Away From Her

Away From Her

Sarah Polley (2006)

In the space of a short story, Alice Munro is able to capture a whole life or the progress of relationships that last a lifetime.  She handles the passage of time in a way I have to call magical because I can’t see the techniques that are being used to create the effects.  Away From Her, which Sarah Polley adapted from Munro’s story The Bear Came Over the Mountain, contains a fine performance from Julie Christie as a woman with Alzheimer’s but it doesn’t reproduce the virtues of Munro’s writing and it’s not really very good, although I kept wanting it to be.  You’d never think of an Alice Munro story thin but Away From Her feels as if there’s not enough material to sustain a feature-length movie.  Polley’s sensitive approach may be one of the problems – the story is more disturbing and has much more friction than the film.  Fiona Anderson (Christie) realises that she’s reached the point where she needs full-time care; she’s more willing to face up to the prospect than her husband, Grant (Gordon Pinsent), a retired academic.   The Andersons, who live in Brant County, Ontario, have been married many years, although Grant has been unfaithful with female students during that time.  The couple’s worlds appear to revolve around each other – there’s no evidence of any children or other family.  The rules of the nursing home where Fiona goes to live require an initial thirty-day ‘settling in’ period, during which new residents are not allowed any visitors.  By the time Grant comes to see Fiona after this enforced separation, she’s developed an attachment to another patient, a man called Aubrey (Michael Murphy).   Away From Her is about a man losing his wife, in effect, twice.  And Grant comes to believe, in some part of his mind, that Fiona, though she seemed affably tolerant of his affairs at the time, is, in some part of what remains of her mind, getting her own back.

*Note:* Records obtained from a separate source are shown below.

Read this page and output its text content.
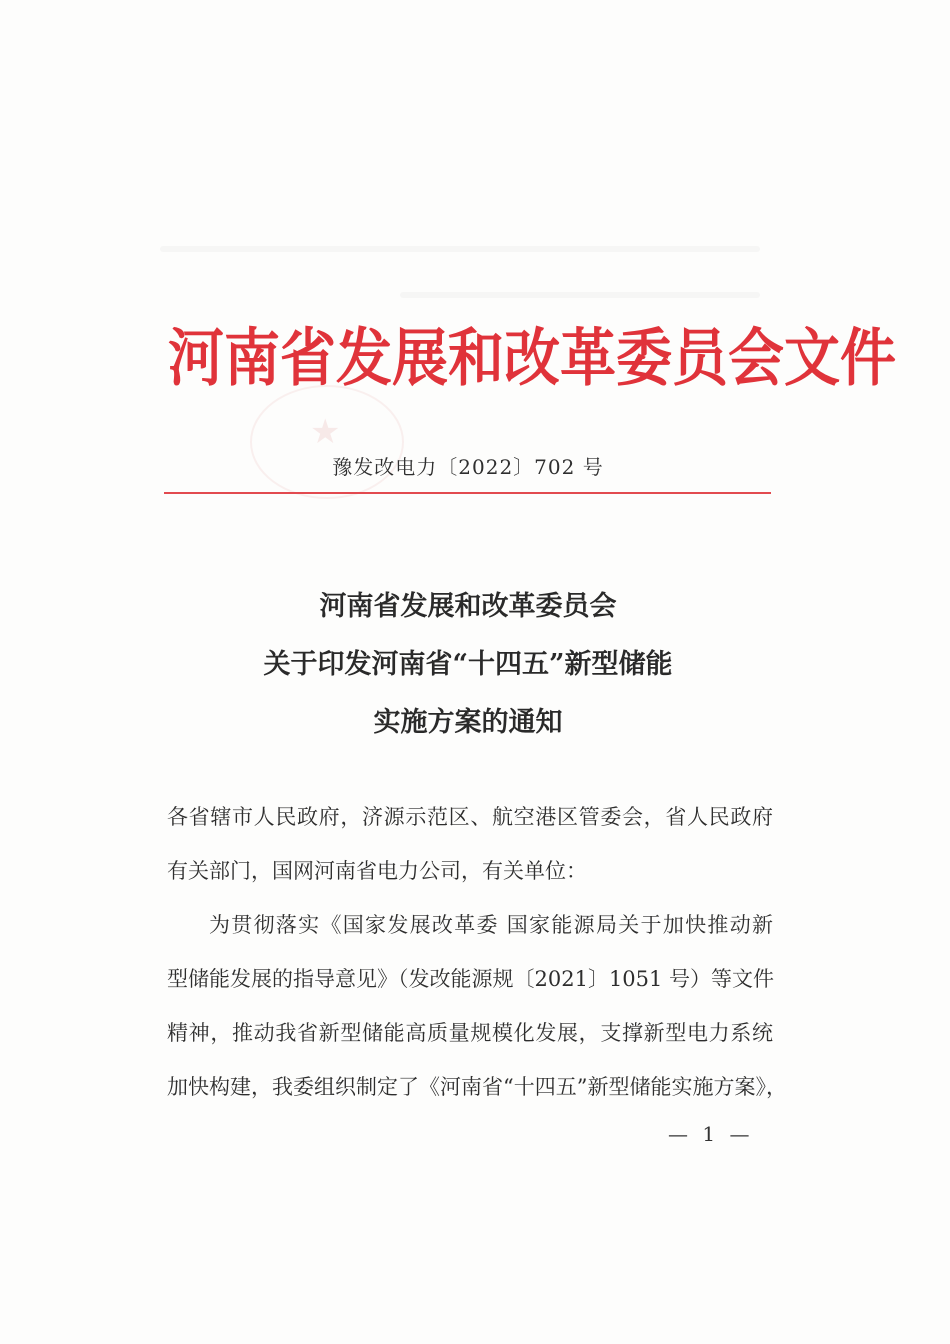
★
河南省发展和改革委员会文件
豫发改电力〔2022〕702 号
河南省发展和改革委员会
关于印发河南省“十四五”新型储能
实施方案的通知
各省辖市人民政府，济源示范区、航空港区管委会，省人民政府
有关部门，国网河南省电力公司，有关单位：
为贯彻落实《国家发展改革委 国家能源局关于加快推动新
型储能发展的指导意见》（发改能源规〔2021〕1051 号）等文件
精神，推动我省新型储能高质量规模化发展，支撑新型电力系统
加快构建，我委组织制定了《河南省“十四五”新型储能实施方案》，
— 1 —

At first, Away From Her comes across as rather a generic treatment of an Alzheimer’s sufferer and her partner – a montage of moments of embarrassing or upsetting or unknowing forgetfulness, accompanied by Jonathan Goldsmith’s wan music.   A short dinner-party sequence suggests how Fiona’s Alzheimer’s is eroding the Andersons’ social life but Sarah Polley doesn’t attempt to give any sense of the relentless and abrading quality of the domestic routine, which must be one of the most upsetting things for a partner – finding not only that the person you love is disappearing but that love is increasingly displaced by feelings of irritation.  Although he gives a skilful and intelligent performance, Gordon Pinsent isn’t that strong a personality on screen and he’s on screen for more time than anyone in the film.  Grant Anderson isn’t a likeable man more because Pinsent is somewhat closed off than through his communicating the man’s selfishness.   By contrast, Olympia Dukakis, as Aubrey’s wife Marian, whom Grant visits and with whom he eventually has a short-lived sexual relationship, always seems eager to do more than the script allows.   A sensitive but plain-speaking care worker called Kristy (Kristen Thomsen) is an example of a character who, although minor in terms of how much she’s given to say, registers strongly in the hands of Alice Munro but who is stretched thin in Polley’s adaptation.  Wendy Crewson, as the superintendent of the nursing home, overdoes smiley businesslike insensitivity.

In the end, Away From Her is worth seeing only for Julie Christie – but she really is worth seeing.   Christie has always been much more impressive to watch than to listen to on screen:  this pays dividends here in more ways than one.  The discontinuity of Fiona’s mind means there are rarely too many lines for Christie to handle; she realises Fiona’s erratic thought processes, and the words and looks that reflect them, with piercing precision.  Her eyes express shock as well as sadness:  Fiona knows that a large part of her has been burgled.  The snow-covered Ontario landscapes, in combination with Christie’s apprehension of vacancy, recall the closing couplet of Philip Larkin’s ‘The Winter Palace’:

‘Then there will be nothing I know.

My mind will fold into itself, like fields, like snow.’

Julie Christie is still amazingly beautiful but there’s a poignancy seeing her in this role for a film lover of my generation, for whom she has always been there.  The actress (Stacey LaBerge) who appears as the young Fiona, as glimpsed in Grant’s memory, not only lacks the ‘spark of life’ which he remembers about the girl who became his wife.  She seems entirely redundant for anyone who can call to mind the young Julie Christie.